You easily can obtain the result from the fact that 2-dimensional measure of a radius-r sphere in SO(3), where r ≤ π, is proportional to $\sin^2\frac{r}{2}$. This follows from the fact that SO(3)’s universal cover, the Spin(3) group (also known as SU(2) or Sp(1)), is metrically a sphere S³ embedded into four-dimensional Euclidean space. You can find some details about that in Mean value of the rotation angle is 126.5° and in Wikipedia.
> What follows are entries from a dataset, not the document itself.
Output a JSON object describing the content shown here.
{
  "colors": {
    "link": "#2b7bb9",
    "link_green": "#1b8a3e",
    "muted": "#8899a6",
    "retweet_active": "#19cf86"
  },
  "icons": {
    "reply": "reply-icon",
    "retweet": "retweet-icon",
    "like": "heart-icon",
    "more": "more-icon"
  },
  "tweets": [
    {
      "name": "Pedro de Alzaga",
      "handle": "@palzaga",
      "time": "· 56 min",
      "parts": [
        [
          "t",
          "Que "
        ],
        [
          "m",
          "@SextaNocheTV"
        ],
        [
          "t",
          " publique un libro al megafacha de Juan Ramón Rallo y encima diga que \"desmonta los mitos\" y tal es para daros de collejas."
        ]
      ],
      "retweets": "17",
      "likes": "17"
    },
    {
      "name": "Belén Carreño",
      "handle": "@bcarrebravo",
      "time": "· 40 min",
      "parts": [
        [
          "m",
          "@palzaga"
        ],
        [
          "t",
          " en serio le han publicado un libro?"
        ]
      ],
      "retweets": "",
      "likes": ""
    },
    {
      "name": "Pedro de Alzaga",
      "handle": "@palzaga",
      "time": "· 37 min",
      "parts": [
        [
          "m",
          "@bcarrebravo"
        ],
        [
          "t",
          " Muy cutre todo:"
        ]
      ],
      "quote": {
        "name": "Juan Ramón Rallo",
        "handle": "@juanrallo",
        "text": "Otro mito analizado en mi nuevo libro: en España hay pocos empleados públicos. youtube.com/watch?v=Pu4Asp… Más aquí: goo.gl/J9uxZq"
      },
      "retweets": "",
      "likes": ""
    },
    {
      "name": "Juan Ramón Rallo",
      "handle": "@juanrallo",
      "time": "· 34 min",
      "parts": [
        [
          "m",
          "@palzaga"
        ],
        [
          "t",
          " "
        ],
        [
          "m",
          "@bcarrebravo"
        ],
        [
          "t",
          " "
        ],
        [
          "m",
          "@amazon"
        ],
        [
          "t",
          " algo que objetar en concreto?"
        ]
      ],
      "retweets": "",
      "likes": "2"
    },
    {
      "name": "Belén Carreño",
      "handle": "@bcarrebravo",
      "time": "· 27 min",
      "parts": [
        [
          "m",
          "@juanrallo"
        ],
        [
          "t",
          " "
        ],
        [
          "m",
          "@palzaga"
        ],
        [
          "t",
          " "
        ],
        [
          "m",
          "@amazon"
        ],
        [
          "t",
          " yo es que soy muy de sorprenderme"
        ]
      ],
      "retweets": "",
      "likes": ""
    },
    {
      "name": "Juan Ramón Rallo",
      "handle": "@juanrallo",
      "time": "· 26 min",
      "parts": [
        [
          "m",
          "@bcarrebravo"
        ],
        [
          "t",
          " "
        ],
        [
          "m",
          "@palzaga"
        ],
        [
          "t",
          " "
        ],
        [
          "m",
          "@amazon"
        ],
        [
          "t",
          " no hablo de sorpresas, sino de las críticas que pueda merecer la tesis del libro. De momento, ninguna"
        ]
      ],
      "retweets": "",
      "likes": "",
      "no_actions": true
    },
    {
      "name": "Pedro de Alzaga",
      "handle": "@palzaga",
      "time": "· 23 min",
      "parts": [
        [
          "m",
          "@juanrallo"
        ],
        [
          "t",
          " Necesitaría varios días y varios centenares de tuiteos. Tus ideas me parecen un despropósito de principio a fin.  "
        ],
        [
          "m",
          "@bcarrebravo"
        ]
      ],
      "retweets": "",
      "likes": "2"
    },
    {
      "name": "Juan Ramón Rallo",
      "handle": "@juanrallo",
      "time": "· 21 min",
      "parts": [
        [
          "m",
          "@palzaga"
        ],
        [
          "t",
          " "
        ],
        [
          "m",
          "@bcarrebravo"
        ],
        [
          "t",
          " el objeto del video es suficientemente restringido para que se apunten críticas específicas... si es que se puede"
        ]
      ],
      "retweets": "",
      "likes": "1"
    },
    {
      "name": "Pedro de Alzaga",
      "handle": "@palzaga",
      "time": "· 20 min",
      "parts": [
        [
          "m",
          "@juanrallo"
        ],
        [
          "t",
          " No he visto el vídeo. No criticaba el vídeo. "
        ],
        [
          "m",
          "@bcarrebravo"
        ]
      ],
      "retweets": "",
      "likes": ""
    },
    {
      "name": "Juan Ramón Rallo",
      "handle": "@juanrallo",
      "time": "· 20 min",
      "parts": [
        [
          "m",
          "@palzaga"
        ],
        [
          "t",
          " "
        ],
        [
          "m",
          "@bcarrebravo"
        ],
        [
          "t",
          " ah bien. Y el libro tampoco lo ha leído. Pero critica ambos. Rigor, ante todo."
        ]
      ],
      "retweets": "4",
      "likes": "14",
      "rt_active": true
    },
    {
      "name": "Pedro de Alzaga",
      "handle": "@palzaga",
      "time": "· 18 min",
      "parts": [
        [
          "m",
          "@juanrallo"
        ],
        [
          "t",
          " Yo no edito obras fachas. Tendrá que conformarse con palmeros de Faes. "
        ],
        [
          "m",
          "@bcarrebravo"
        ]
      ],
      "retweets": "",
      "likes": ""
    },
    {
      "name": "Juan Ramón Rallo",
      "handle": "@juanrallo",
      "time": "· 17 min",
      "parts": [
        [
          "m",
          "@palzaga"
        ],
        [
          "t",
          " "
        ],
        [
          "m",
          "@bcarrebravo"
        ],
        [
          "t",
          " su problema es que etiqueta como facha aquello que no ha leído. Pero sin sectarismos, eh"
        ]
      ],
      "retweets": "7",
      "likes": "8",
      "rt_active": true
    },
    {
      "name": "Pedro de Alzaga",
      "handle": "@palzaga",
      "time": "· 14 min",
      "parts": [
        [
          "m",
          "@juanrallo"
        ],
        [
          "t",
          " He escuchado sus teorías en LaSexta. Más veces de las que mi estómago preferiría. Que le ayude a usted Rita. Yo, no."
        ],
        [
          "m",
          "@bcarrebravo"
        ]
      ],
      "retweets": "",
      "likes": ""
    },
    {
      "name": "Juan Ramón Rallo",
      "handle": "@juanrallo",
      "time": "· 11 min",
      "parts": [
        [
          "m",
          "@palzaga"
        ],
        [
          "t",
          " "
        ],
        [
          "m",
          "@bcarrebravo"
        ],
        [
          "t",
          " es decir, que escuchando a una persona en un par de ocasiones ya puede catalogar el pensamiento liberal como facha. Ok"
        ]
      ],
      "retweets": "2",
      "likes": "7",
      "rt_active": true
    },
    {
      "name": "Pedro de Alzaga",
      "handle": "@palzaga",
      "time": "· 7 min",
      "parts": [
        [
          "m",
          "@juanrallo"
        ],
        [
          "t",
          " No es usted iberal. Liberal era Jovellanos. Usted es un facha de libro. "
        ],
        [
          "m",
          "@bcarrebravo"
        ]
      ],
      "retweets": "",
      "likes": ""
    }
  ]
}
To match given metric on SO(3) (namely, that the maximal distance is π, for 180° rotations), we should choose the radius for S³ to be 2, to obtain the length 2π for its “meridians” (from 1 to −1) and π for 180° rotations (from 1 to the “equator” of S³, composed of so named right versors). Then, the arc r on S³ subtends the angle r/2 (in radians), and spheres or radius r will be Euclidean 2-spheres of radius $2\sin\frac{r}{2}$.
We know that the SO(3) Haar (probability) measure for r = π must be 1 – the open ball of that radius excludes only a 2-dimensional submanifold of SO(3). Hence we haven’t care about constant factors (such as $2\sin\frac{r}{2}$ vs $\sin\frac{r}{2}$, or various π stuff) before computing $$ \int_0^r \sin^2\frac{s}{2}\,ds $$ and obtaining the normalizing factor for Haar measure from the r = π case.
Since $2\sin^2\varphi = 1 - \cos(2\varphi)$, we can rewrite the expression for volume, up to “1/2” factor, as: $$ \int_0^r (1 - \cos s)\,ds = r - \sin r\,.$$ We see, for r = π the formula gives π, and hence the normalized volume of the radius r ball is $$ \frac{r - \sin r}{π}.$$